Sections B.11 Through B.12
Graduated Enforcement Framework
Non-compliance with any provision of this Addendum is subject to a graduated enforcement framework. Penalties escalate based on the severity of the violation, the duration of non-compliance, and the violating party's attitude during the investigation, as assessed by the investigating officer.
Tier 1 — Administrative Notice: Written notification of non-compliance. Added to permanent record. No immediate operational impact, but the notice itself becomes a factor in future assessments.
Tier 2 — Service Restriction: Partial or complete suspension of synthesis services for the affected endpoint. Duration determined by Compliance Office. Restoration requires submission of a Corrective Action Plan and payment of a reinstatement processing fee.
Tier 3 — Financial Penalty: Monetary penalties calculated at 2.5% of the violating party's annual synthesis throughput value, compounded monthly for the duration of continued non-compliance. Throughput value is assessed by RARS.NET using proprietary methodology.
Tier 4 — Endpoint Deauthorization: Permanent revocation of endpoint registration. All retained data associated with the endpoint remains subject to the full retention period. The deauthorized party retains all compliance obligations but loses all service benefits.

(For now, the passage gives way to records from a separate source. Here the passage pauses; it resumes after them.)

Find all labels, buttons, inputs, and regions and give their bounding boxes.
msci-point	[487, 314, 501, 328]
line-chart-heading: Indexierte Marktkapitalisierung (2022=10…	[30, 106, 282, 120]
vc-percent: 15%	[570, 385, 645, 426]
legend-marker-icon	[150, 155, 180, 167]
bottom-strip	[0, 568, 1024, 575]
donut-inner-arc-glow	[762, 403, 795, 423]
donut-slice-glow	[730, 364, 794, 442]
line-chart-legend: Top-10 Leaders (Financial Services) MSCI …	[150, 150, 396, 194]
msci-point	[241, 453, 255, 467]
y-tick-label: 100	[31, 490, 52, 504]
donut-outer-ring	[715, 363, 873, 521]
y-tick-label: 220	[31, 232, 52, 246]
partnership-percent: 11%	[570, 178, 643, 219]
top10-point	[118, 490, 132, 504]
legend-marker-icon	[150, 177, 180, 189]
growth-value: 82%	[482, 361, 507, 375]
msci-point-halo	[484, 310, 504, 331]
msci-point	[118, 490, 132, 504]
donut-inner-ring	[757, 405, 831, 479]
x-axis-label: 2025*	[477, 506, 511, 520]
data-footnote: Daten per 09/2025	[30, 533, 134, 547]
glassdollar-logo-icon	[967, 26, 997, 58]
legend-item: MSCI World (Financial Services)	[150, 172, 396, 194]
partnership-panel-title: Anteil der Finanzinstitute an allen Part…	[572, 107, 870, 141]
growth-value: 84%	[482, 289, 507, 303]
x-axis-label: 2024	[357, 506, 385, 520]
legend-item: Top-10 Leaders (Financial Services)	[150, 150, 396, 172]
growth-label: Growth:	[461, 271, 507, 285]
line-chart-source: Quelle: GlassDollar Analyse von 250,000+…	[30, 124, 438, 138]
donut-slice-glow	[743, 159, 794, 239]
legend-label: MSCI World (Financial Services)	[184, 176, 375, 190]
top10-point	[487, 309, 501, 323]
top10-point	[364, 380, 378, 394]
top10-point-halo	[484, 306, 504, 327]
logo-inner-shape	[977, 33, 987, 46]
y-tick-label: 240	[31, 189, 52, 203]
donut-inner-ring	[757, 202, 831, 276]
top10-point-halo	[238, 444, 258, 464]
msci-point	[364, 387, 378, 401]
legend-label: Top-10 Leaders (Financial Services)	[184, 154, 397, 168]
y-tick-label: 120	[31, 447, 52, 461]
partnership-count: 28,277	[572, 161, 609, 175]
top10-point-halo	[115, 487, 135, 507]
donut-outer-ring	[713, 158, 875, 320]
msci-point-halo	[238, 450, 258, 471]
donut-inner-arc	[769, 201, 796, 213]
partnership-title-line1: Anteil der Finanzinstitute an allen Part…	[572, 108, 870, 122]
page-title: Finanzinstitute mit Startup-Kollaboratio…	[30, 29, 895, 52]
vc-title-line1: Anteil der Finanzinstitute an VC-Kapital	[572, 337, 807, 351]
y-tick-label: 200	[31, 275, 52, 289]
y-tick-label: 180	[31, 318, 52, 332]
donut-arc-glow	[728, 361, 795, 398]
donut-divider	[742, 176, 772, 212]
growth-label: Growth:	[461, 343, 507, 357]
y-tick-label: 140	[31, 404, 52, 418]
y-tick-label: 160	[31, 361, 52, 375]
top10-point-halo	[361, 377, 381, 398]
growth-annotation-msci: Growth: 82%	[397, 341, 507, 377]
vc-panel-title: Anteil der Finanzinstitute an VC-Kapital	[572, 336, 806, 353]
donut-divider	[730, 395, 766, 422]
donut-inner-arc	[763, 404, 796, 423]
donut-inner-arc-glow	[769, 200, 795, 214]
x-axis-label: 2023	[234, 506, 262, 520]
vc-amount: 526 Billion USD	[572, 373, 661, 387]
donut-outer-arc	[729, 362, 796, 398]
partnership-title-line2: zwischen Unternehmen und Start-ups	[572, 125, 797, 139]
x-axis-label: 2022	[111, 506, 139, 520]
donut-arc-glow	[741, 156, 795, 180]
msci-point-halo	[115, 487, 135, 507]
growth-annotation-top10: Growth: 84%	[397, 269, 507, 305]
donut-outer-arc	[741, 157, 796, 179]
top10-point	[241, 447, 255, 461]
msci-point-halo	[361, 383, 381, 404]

Contesting Enforcement Actions
Parties subject to enforcement action may appeal through the Compliance Appeals Board (CAB), which convenes on a schedule determined by the volume of pending appeals and the availability of Board members, who serve in a voluntary capacity alongside their primary responsibilities within the RARS.NET Compliance Office. Appeals must be submitted within fifteen (15) days of enforcement notification. The appeals process takes between three (3) and eighteen (18) months. During the appeals process, the enforcement action remains in effect. The Appeals Board's decision is final, binding, and not subject to judicial review under the arbitration agreement contained in the Master Service Agreement, which was accepted at the time of endpoint registration.
Acceptance Is Assumed
Continued use of any RARS.NET service, interface, or endpoint constitutes acceptance of this Addendum in its entirety, including any future amendments that may be adopted without notice. Parties who do not accept this Addendum should discontinue use of all RARS.NET services immediately, noting that discontinuation does not release them from data retention obligations, audit cooperation requirements, or monitoring authorizations already granted, which survive termination of the service relationship indefinitely.